I do realize that Updike is a master stylist. He is a compelling writer if you like your prose heavily embellished, as I sometimes do, and if you can machete your way through all the overwrough angst to some sort of core meaning. The meaning is sometimes there and accessible, but not always. In The Centaur, a humble schoolteacher is really the centaur Chiron; after being shot with an arrow, he becomes a constellation. Actually, I had, and have, no idea what in the Hell to make of that book. It was too grandiose and ineffable and allusive and so forth to be really moving (assuming the guy died in the end).
That book is beautifully written. I doubt that any American has ever written more poetically about sex, religion, or sex-as-religion and religion-as-sex. But it seems to me that the sexual taboos that his characters consciously and unconsciously resist gave his writing much of its force. To justify their decision to Do It, they work themselves up into frenzies of yearning, anxiety, spiritual torment, doubt, and excessive poetic metaphor. Unless the reader recognizes the framework in which the action of novels such as Marry Me and Couples takes place, the average person reading Updike for the first time is very likely to find the characters whom the reader is supposed to like irritating, solipsistic, deeply neurotic.
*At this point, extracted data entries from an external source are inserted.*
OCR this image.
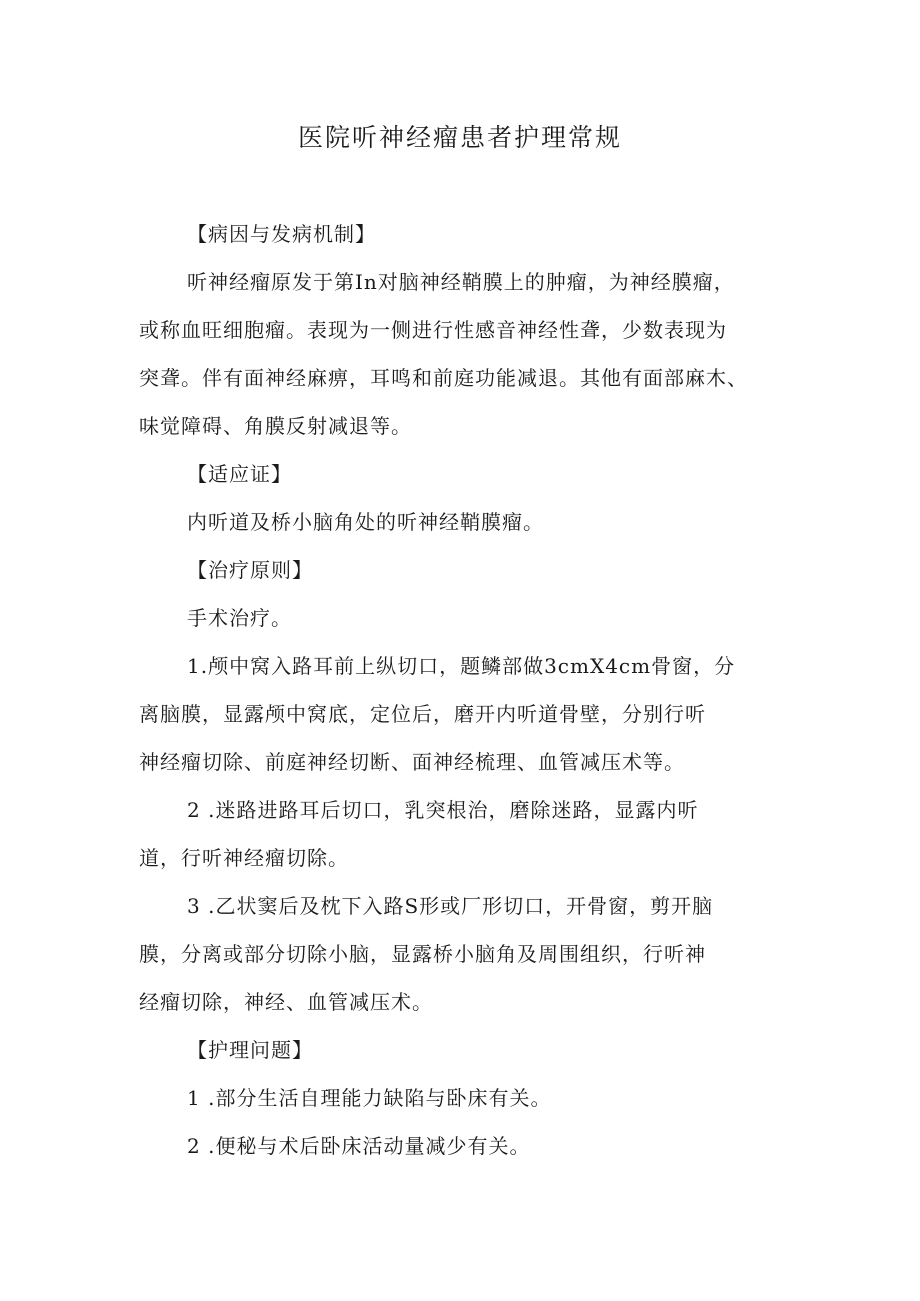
医院听神经瘤患者护理常规
【病因与发病机制】
听神经瘤原发于第In对脑神经鞘膜上的肿瘤，为神经膜瘤，
或称血旺细胞瘤。表现为一侧进行性感音神经性聋，少数表现为
突聋。伴有面神经麻痹，耳鸣和前庭功能减退。其他有面部麻木、
味觉障碍、角膜反射减退等。
【适应证】
内听道及桥小脑角处的听神经鞘膜瘤。
【治疗原则】
手术治疗。
1.颅中窝入路耳前上纵切口，题鳞部做3cmX4cm骨窗，分
离脑膜，显露颅中窝底，定位后，磨开内听道骨壁，分别行听
神经瘤切除、前庭神经切断、面神经梳理、血管减压术等。
2 .迷路进路耳后切口，乳突根治，磨除迷路，显露内听
道，行听神经瘤切除。
3 .乙状窦后及枕下入路S形或厂形切口，开骨窗，剪开脑
膜，分离或部分切除小脑，显露桥小脑角及周围组织，行听神
经瘤切除，神经、血管减压术。
【护理问题】
1 .部分生活自理能力缺陷与卧床有关。
2 .便秘与术后卧床活动量减少有关。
Two of the most annoying male characters I have ever encountered appear in those two books (though they seemed to me to be virtually the same character). I just wanted to slap them and their Archetypal Females upside the head and scream, "IT'S ONLY SEX, YOU MORONS. DO IT IF YOU'RE GOING TO AND LET'S MOVE ON."
Perhaps this urge simply reflects the extent to which the destruction of old taboos has drained all the real poetry out of sex and books about sex. Nowadays people can call a fuck a fuck; a married man about to commit adultery doesn't really need to get himself into an acceptable state to do the deed with a fellow schoolteacher by (somehow) morphing into the Centaur Chiron having very, er, athletic sex (his 'nether parts' are a horse's, right?) with 'amber-haired' Venus.
And Updike's whole sex-as-seeing-God thing is so pre-21st Century. At 27, I was shocked and impressed when one of his most annoying characters ever said in effect that sex is getting off with God. Today? Eh.
His books depend in may instances on his male (and female) characters are pushing against boundaries that no longer exist. Unfortunately, without the belief in capital-T Transgression there just is no capital-P Poetry or capital-S Sex It's just two people doing something that every animal and some plants can do.
I think one reason that A Month of Sundays---hands down my favorite Updike novel--- seems to me to have weathered the changing times is that it involves an adulterous minister, and therefore addresses a taboo that still exists. Ministers still ain't supposed to be interfering with their flocks. Since the minister in question is an intellectualizer with a guilty conscience, he cranks out some very pretty rationalizations (together with a fair amount of blasphemy) during his enforced sojourn at a 'rest home.' His badly mixing up his religious and sexual feelings makes sense in the circumstances..
If you're looking for summer reading, you could definitely do worse than A Month of Sundays. It seems to me to have a much lighter and dryer texture than Updike's other books and deals unweightily with the Great Imponderables.. In fact, it's hilarious and still retains the power to shock. Excellent summer reading.